NAME¶
extract - determine meta-information about a file
SYNOPSIS¶
extract [
-bghLnvV ] [
-H hash-algorithm ] [
-i ] [
-l library ] [
-p type ] [
-x
type ]
file ...
DESCRIPTION¶
This manual page documents version 0.6.0 of the
extract command.
extract tests each file specified in the argument list in an attempt to
infer meta-information from it. Each file is subjected to the meta-data
extraction libraries from
libextractor.
libextractor classifies meta-information (also referred to as keywords) into
types. A list of all types can be obtained with the
-L option.
OPTIONS¶
- -b
- Display the output in BiBTeX format.
- -g
- Use grep-friendly output (all keywords on a single line for
each file). Use the verbose option to print the filename first, followed
by the keywords. Use the verbose option twice to also display the keyword
types. This option will not print keyword types or non-textual
metadata.
- -h
- Print a brief summary of the options.
- -i
- Run plugins in-process (for debugging). By default, each
plugin is run in its own process.
- -l libraries
- Use the specified libraries to extract keywords.
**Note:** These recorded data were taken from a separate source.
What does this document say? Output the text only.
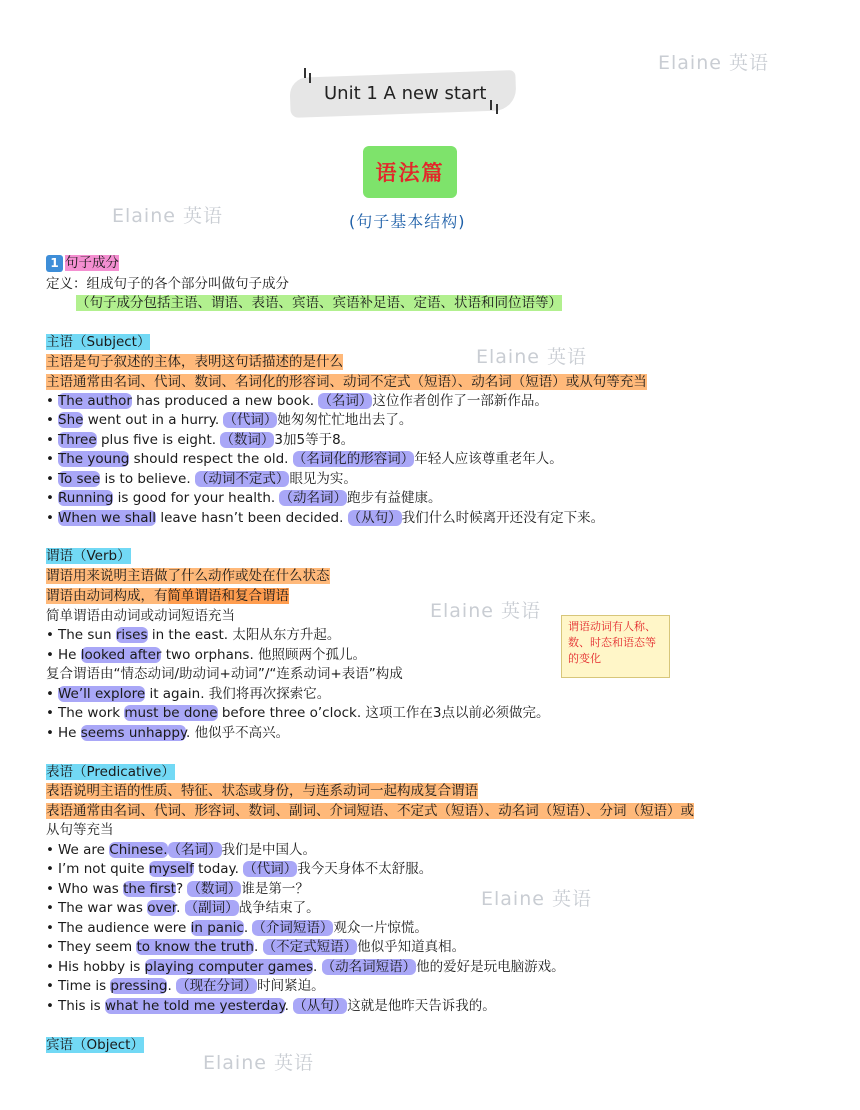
Elaine 英语
Elaine 英语
Elaine 英语
Elaine 英语
Elaine 英语
Elaine 英语
Unit 1 A new start
语法篇
(句子基本结构)
1 句子成分
定义：组成句子的各个部分叫做句子成分
（句子成分包括主语、谓语、表语、宾语、宾语补足语、定语、状语和同位语等）
主语（Subject）
主语是句子叙述的主体，表明这句话描述的是什么
主语通常由名词、代词、数词、名词化的形容词、动词不定式（短语）、动名词（短语）或从句等充当
• The author has produced a new book. （名词）这位作者创作了一部新作品。
• She went out in a hurry. （代词）她匆匆忙忙地出去了。
• Three plus five is eight. （数词）3加5等于8。
• The young should respect the old. （名词化的形容词）年轻人应该尊重老年人。
• To see is to believe. （动词不定式）眼见为实。
• Running is good for your health. （动名词）跑步有益健康。
• When we shall leave hasn’t been decided. （从句）我们什么时候离开还没有定下来。
谓语（Verb）
谓语用来说明主语做了什么动作或处在什么状态
谓语由动词构成，有简单谓语和复合谓语
简单谓语由动词或动词短语充当
• The sun rises in the east. 太阳从东方升起。
• He looked after two orphans. 他照顾两个孤儿。
复合谓语由“情态动词/助动词+动词”/“连系动词+表语”构成
• We’ll explore it again. 我们将再次探索它。
• The work must be done before three o’clock. 这项工作在3点以前必须做完。
• He seems unhappy. 他似乎不高兴。
谓语动词有人称、数、时态和语态等的变化
表语（Predicative）
表语说明主语的性质、特征、状态或身份，与连系动词一起构成复合谓语
表语通常由名词、代词、形容词、数词、副词、介词短语、不定式（短语）、动名词（短语）、分词（短语）或
从句等充当
• We are Chinese.（名词）我们是中国人。
• I’m not quite myself today. （代词）我今天身体不太舒服。
• Who was the first? （数词）谁是第一？
• The war was over. （副词）战争结束了。
• The audience were in panic. （介词短语）观众一片惊慌。
• They seem to know the truth. （不定式短语）他似乎知道真相。
• His hobby is playing computer games. （动名词短语）他的爱好是玩电脑游戏。
• Time is pressing. （现在分词）时间紧迫。
• This is what he told me yesterday. （从句）这就是他昨天告诉我的。
宾语（Object）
The
general format of libraries is .I [[-]LIBRARYNAME[:[-]LIBRARYNAME]*] where
LIBRARYNAME is a libextractor compatible library and typically of the form
.Ijpeg. The minus before the libraryname indicates that this library
should be removed from the existing list. To run only a few selected
plugins, use -l in combination with -n.
- -L
- Print a list of all known keyword types.
- -n
- Do not use the default set of extractors (typically all
standard extractors, currently mp3, ogg, jpg, gif, png, tiff, real, html,
pdf and mime-types), use only the extractors specified with the .B -l
option.
- -p type
- Print only the keywords matching the specified type. By
default, all keywords that are found and not removed as duplicates are
printed.
- -v
- Print the version number and exit.
- -V
- Be verbose. This option can be specified multiple times to
increase verbosity further.
- -x type
- Exclude keywords of the specified type from the output. By
default, all keywords that are found and not removed as duplicates are
printed.
SEE ALSO¶
libextractor(3) - description of the libextractor library
EXAMPLES¶
$ extract test/test.jpg
comment - (C) 2001 by Christian Grothoff, using gimp 1.2 1
mimetype - image/jpeg
$ extract -V -x comment test/test.jpg
Keywords for file test/test.jpg:
mimetype - image/jpeg
$ extract -p comment test/test.jpg
comment - (C) 2001 by Christian Grothoff, using gimp 1.2 1
$ extract -nV -l png.so -p comment test/test.jpg test/test.png
Keywords for file test/test.jpg:
Keywords for file test/test.png:
comment - Testing keyword extraction
LEGAL NOTICE¶
libextractor and the extract tool are released under the GPL. libextractor is a
GNU package.
BUGS¶
A couple of file-formats (on the order of 10^3) are not recognized...
AUTHORS¶
extract was originally written by Christian Grothoff
<christian@grothoff.org> and Vidyut Samanta <vids@cs.ucla.edu>.
Use <libextractor@gnu.org> to contact the current maintainer(s).
AVAILABILITY¶
You can obtain the original author's latest version from
http://www.gnu.org/software/libextractor/